Lisett adjusted the straps of her pack, her face paler than usual, exhaustion weighing on her like a second skin. Karvek wiped rain from his eyes, his grip tight on his newly forged sword. The blade was stained dark with whatever foulness had leaked from that altar when it cracked open. His men—what was left of them—were in worse shape. Jorren's ribs were wrapped tight in a bloodstained cloth, and he moved stiffly, gritting his teeth with every step. Tobren's arm was hanging useless at his side. Varric was gone. Broken and left behind in the Hollow.

The stranger with the iron ring walked a step behind me. I could feel his eyes on me, waiting, watching. He hadn't given a name. Hadn't asked for ours. But he had known who I was before we'd ever spoken. That alone made him a threat.

We moved west, away from the ruin. The mountains loomed behind us, cold and indifferent, as if they had already forgotten what we had done. I envied them for that.

Lisett's voice was hoarse when she finally spoke. "Where are we going?"

"Vraknheim," I said.

Karvek frowned. "That's a long damn march."

"It's the only place we can regroup." I shifted the weight of my pack. "We need supplies, rest, weapons, and information. We won't find any of that out here."

Vraknheim wasn't home—not anymore. But it was one of the few places left where I knew the right people. Or at least, the kind of people who could be bought, threatened, or convinced to keep their mouths shut.

Lisett sighed, rubbing her eyes. "That's a long way to go with half a dead crew."

"Then let's not waste time," I muttered.

The days bled together.

We followed the old roads, sticking to the valleys where the trees were thickest and the winds were weaker. The cold gnawed at our bones, and the rain didn't let up. Every morning, Lisett changed bandages and checked wounds with the practiced efficiency of someone who had seen too many men die from slow infections. Karvek kept watch when we camped, his sword never far from reach.

Jorren didn't last.

By the third night, his breath had gone shallow, his body curling into itself as the fever took hold. Lisett did what she could, but the Hollow had marked him.
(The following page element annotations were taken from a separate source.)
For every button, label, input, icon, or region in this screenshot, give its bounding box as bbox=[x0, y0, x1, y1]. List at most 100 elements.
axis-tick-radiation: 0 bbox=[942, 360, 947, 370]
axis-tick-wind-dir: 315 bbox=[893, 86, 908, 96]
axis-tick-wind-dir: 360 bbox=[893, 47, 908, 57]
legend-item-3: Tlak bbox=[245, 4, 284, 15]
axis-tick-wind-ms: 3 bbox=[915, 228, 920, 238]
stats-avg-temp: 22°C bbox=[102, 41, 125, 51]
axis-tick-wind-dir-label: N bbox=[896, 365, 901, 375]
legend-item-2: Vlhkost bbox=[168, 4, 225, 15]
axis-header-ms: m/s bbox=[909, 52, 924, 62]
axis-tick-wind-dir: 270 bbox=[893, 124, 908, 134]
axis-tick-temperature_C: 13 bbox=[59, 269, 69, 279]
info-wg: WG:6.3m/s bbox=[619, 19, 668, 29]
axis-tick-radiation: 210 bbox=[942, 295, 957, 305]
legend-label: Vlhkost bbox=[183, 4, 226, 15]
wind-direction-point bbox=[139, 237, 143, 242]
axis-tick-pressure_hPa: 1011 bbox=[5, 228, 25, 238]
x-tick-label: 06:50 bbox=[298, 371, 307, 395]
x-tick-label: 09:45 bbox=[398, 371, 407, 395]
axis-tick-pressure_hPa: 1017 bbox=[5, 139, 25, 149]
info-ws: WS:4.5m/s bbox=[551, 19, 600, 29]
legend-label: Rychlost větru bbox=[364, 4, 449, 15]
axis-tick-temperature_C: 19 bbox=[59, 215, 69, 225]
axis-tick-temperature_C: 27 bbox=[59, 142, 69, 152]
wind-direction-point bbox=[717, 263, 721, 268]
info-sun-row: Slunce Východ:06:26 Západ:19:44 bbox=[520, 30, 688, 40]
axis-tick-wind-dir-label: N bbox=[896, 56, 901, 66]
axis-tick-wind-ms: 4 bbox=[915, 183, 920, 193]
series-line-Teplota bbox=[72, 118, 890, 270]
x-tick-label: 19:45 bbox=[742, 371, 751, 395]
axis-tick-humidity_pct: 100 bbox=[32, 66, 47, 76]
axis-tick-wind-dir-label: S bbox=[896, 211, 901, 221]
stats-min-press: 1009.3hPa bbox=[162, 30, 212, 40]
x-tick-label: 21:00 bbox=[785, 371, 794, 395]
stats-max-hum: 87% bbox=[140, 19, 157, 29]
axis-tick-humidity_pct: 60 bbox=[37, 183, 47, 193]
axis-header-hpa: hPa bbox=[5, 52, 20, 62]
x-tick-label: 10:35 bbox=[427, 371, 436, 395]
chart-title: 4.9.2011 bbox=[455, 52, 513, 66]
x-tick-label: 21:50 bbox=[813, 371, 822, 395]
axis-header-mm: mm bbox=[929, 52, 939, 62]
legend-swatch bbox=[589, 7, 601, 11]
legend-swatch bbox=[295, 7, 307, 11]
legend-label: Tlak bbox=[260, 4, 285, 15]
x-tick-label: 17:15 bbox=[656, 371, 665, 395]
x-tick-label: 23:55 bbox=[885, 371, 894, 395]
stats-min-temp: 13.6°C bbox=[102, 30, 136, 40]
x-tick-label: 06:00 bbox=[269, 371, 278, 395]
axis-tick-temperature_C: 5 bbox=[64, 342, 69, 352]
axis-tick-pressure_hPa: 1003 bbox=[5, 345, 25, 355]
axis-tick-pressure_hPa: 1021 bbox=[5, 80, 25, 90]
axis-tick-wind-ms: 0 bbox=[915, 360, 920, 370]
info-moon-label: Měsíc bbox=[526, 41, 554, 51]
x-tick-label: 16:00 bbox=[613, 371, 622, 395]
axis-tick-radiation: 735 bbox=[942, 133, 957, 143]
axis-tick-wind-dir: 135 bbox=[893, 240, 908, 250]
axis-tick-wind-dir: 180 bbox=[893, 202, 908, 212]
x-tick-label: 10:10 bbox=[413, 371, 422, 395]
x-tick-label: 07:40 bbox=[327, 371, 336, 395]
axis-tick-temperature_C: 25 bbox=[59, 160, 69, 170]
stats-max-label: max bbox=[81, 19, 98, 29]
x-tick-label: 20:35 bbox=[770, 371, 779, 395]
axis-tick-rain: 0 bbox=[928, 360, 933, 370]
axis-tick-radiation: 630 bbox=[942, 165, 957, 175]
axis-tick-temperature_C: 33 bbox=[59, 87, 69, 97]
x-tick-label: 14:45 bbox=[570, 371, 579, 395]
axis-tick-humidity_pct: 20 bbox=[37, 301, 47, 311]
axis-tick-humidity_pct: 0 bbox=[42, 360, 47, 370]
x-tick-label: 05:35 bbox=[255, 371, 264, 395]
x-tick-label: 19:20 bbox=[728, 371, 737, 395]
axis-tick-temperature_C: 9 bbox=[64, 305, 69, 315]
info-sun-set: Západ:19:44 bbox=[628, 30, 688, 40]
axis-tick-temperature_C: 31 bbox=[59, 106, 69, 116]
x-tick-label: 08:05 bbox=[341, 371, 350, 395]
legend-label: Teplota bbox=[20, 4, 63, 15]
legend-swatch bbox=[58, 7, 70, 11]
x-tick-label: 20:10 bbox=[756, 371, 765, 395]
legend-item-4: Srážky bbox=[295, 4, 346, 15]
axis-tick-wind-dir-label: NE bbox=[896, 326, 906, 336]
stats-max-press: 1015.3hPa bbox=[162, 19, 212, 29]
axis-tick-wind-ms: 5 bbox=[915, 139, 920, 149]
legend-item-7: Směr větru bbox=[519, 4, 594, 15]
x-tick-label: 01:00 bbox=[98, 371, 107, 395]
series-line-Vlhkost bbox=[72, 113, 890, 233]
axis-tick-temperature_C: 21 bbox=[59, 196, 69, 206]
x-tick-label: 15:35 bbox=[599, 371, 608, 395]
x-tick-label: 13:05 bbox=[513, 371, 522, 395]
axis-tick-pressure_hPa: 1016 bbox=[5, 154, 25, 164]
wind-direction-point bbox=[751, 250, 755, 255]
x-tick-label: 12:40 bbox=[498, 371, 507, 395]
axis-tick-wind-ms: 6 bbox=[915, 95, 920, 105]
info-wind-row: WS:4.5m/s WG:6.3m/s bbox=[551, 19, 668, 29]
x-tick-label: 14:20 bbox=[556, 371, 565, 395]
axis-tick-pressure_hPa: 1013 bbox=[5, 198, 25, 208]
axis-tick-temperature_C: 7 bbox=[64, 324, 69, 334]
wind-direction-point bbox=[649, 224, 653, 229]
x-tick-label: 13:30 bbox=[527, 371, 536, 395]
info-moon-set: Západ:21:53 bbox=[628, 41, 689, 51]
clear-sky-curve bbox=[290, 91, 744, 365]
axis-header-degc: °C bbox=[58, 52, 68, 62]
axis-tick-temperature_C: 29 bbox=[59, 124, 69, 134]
His skin had taken on that grey, waxy pallor that meant he was already halfway gone.

By morning, he wasn't breathing.

Karvek buried him with his own hands, saying nothing. The dirt was too wet to hold, and by the time he was done, his arms were shaking. But he didn't stop. He didn't let anyone else do it for him.

When it was over, he stood, wiping the mud from his hands. "Vraknheim," he said, his voice rough. "We get there. We get what we need."

No one argued.

The gates loomed ahead, thick with soot and damp from the endless drizzle. Vraknheim was not a welcoming city. It was built on the backs of industry, its veins filled with molten metal and labor that never ceased. The forges never went cold. Neither did the crime.

I had left this place years ago. But now, it was the only place left to go.

The guards at the gate barely spared us a glance. Men passed in and out—merchants, sellswords, traders from the north bringing in shipments of iron and coal.

We weren't the only ones coming here to disappear.

Lisett pulled her cloak tighter around her shoulders. "Where first?"

I took a deep breath, letting the scent of forge-smoke fill my lungs. It smelled like home. It smelled like a past I wasn't sure I wanted to remember.

"To the Black Anvil," I said. "I need to see an old friend."

Karvek smirked faintly, though it didn't reach his eyes. "One that owes you a favor?"

"One that doesn't ask too many questions," I corrected.

We stepped into the city, our boots heavy with mud, our bodies worn thin by the road.

I could feel eyes on us already.

Vraknheim wasn't the kind of place where you returned unnoticed.

And somewhere in its streets, someone had already marked us as prey.